I used to travel so often with my kids (and my husband couldn't always come) that I found a few tricks to make it a more peaceful/interesting journey. I love being spontaneous when it comes to travel, which is a good thing because there is no such thing as long-range plans when you have a child with unpredictable medical issues.
*Firstly, make a visit to your local oil change establishment and top off all fluids, check tire pressure, etc.
*Let your baby nap in the playpen at home, that way when you go to visit grandma your baby will feel right at home.
*Snack bags for each child (absolutely key: write their name on it). They each start out with the same amount and it's funny to see who ends up eating them all first thing and who spreads them out to make them last. Ideas: Pretzel sticks, Bugles, Nibs, fruit roll-ups, Teddy Grahams, grapes, cut-up apples dipped in Sprite.
*DVD players are great - just don't forget the headphone splitters or the car adapter.
*Best thing ever to bring on a trip with littles - Lakeshore Learning Catalog. It is full of colorful pictures of the sorts of things kids love to play with. They will spend minutes, if not hours, thumbing through it, trust me.
*iPod and headphones for mom or teen-aged siblings - perfect for those with sensory issues, that way you can tune out the kids' noises.
*A read-aloud book or novels for the readers. This is a family tradition now that Mr. O can come along, and I'm free to read to them.
*Colored pencils and an activity pad. NO CRAYONS!!! - especially if travelling in the desert - don't believe me? Check out our back seat.
*Cooler packed with food for meals. We pull out the food and try to eat at a park so the kids can run off some of their pent-up energy.
*Pillow and small blanket for each child. When space is limited, and they're not in use you can fold up the blanket for a make-shift booster seat.

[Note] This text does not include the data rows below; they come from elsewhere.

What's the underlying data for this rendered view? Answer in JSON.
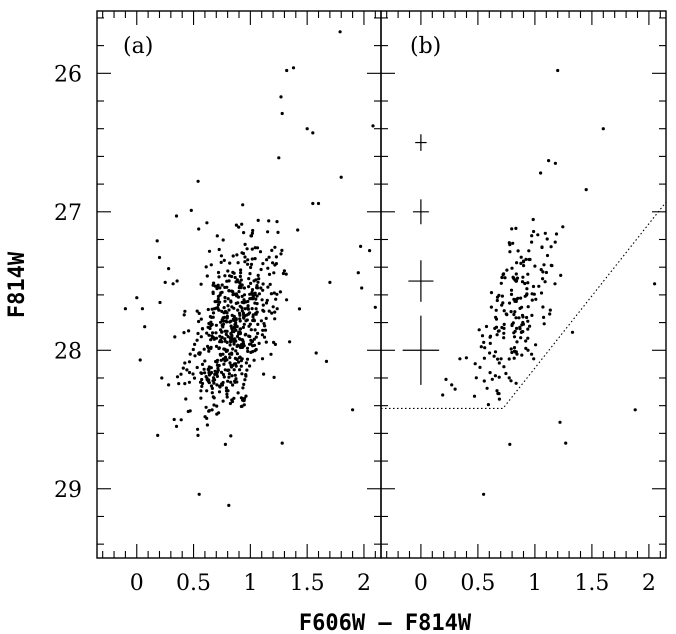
{
  "chart_data": [
    {
      "type": "scatter",
      "panel_label": "(a)",
      "xlabel": "F606W – F814W",
      "ylabel": "F814W",
      "xlim": [
        -0.35,
        2.15
      ],
      "ylim": [
        29.5,
        25.55
      ],
      "y_inverted": true,
      "xticks": [
        0,
        0.5,
        1,
        1.5,
        2
      ],
      "xtick_labels": [
        "0",
        "0.5",
        "1",
        "1.5",
        "2"
      ],
      "yticks": [
        26,
        27,
        28,
        29
      ],
      "ytick_labels": [
        "26",
        "27",
        "28",
        "29"
      ],
      "grid": false,
      "legend": "none",
      "points_note": "approx. 600 stars; distribution centred near color 0.9, magnitude 27.8",
      "points": [
        [
          1.32,
          25.98
        ],
        [
          1.38,
          25.96
        ],
        [
          1.79,
          25.7
        ],
        [
          1.27,
          26.17
        ],
        [
          1.28,
          26.29
        ],
        [
          1.5,
          26.4
        ],
        [
          1.55,
          26.43
        ],
        [
          2.08,
          26.38
        ],
        [
          1.25,
          26.61
        ],
        [
          0.48,
          26.99
        ],
        [
          0.54,
          26.78
        ],
        [
          1.8,
          26.75
        ],
        [
          1.55,
          26.94
        ],
        [
          1.6,
          26.94
        ],
        [
          0.0,
          27.62
        ],
        [
          -0.1,
          27.7
        ],
        [
          0.03,
          28.07
        ],
        [
          0.05,
          27.7
        ],
        [
          0.07,
          27.83
        ],
        [
          0.18,
          27.21
        ],
        [
          0.2,
          27.33
        ],
        [
          0.25,
          27.51
        ],
        [
          0.28,
          27.41
        ],
        [
          0.32,
          27.52
        ],
        [
          0.35,
          27.03
        ],
        [
          0.22,
          28.2
        ],
        [
          0.28,
          28.25
        ],
        [
          0.33,
          28.5
        ],
        [
          0.35,
          28.55
        ],
        [
          1.97,
          27.25
        ],
        [
          2.05,
          27.28
        ],
        [
          1.95,
          27.44
        ],
        [
          1.98,
          27.55
        ],
        [
          2.1,
          27.69
        ],
        [
          1.9,
          28.43
        ],
        [
          0.55,
          29.04
        ],
        [
          0.81,
          29.12
        ],
        [
          1.28,
          28.67
        ],
        [
          0.78,
          28.68
        ],
        [
          1.7,
          27.51
        ],
        [
          1.58,
          28.02
        ],
        [
          1.67,
          28.08
        ]
      ]
    },
    {
      "type": "scatter",
      "panel_label": "(b)",
      "xlabel": "F606W – F814W",
      "ylabel": "",
      "xlim": [
        -0.35,
        2.15
      ],
      "ylim": [
        29.5,
        25.55
      ],
      "y_inverted": true,
      "xticks": [
        0,
        0.5,
        1,
        1.5,
        2
      ],
      "xtick_labels": [
        "0",
        "0.5",
        "1",
        "1.5",
        "2"
      ],
      "yticks": [
        26,
        27,
        28,
        29
      ],
      "ytick_labels": [],
      "grid": false,
      "legend": "none",
      "error_bars": [
        {
          "x": 0.0,
          "y": 26.5,
          "xerr": 0.05,
          "yerr": 0.06
        },
        {
          "x": 0.0,
          "y": 27.0,
          "xerr": 0.07,
          "yerr": 0.09
        },
        {
          "x": 0.0,
          "y": 27.5,
          "xerr": 0.11,
          "yerr": 0.15
        },
        {
          "x": 0.0,
          "y": 28.0,
          "xerr": 0.16,
          "yerr": 0.25
        }
      ],
      "completeness_limit": [
        [
          -0.35,
          28.42
        ],
        [
          0.72,
          28.42
        ],
        [
          2.15,
          26.93
        ]
      ],
      "points_note": "approx. 200 stars; distribution centred near color 0.9, magnitude 27.75",
      "points": [
        [
          1.2,
          25.98
        ],
        [
          1.6,
          26.4
        ],
        [
          1.12,
          26.63
        ],
        [
          1.18,
          26.65
        ],
        [
          1.05,
          26.72
        ],
        [
          1.45,
          26.84
        ],
        [
          0.22,
          28.21
        ],
        [
          0.27,
          28.25
        ],
        [
          0.3,
          28.28
        ],
        [
          1.22,
          28.52
        ],
        [
          1.27,
          28.67
        ],
        [
          0.78,
          28.68
        ],
        [
          0.55,
          29.04
        ],
        [
          1.88,
          28.43
        ],
        [
          2.05,
          27.52
        ],
        [
          1.33,
          27.87
        ]
      ]
    }
  ]
}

*If you're travelling in Spring or Fall make sure to bring at least a lightweight jacket for everyone.
*Melatonin - use only 1/4 tablet for kids (disclaimer: talk to your doctor about this one), but when you're travelling at night it can be a lifesaver. Also make sure to bring Benadryl, Dramamine, Cortisone cream and band-aids as part of your auto first aid kit.
*One bag packed with everyone's PJs, toothbrushes, and fresh undies just in case you need to make an unplanned overnight hotel stay - that way you don't have to haul everything to the room.
*And lastly, the Barf Cup. Bring it and you won't need it, forget it and someone will be puking into their sock.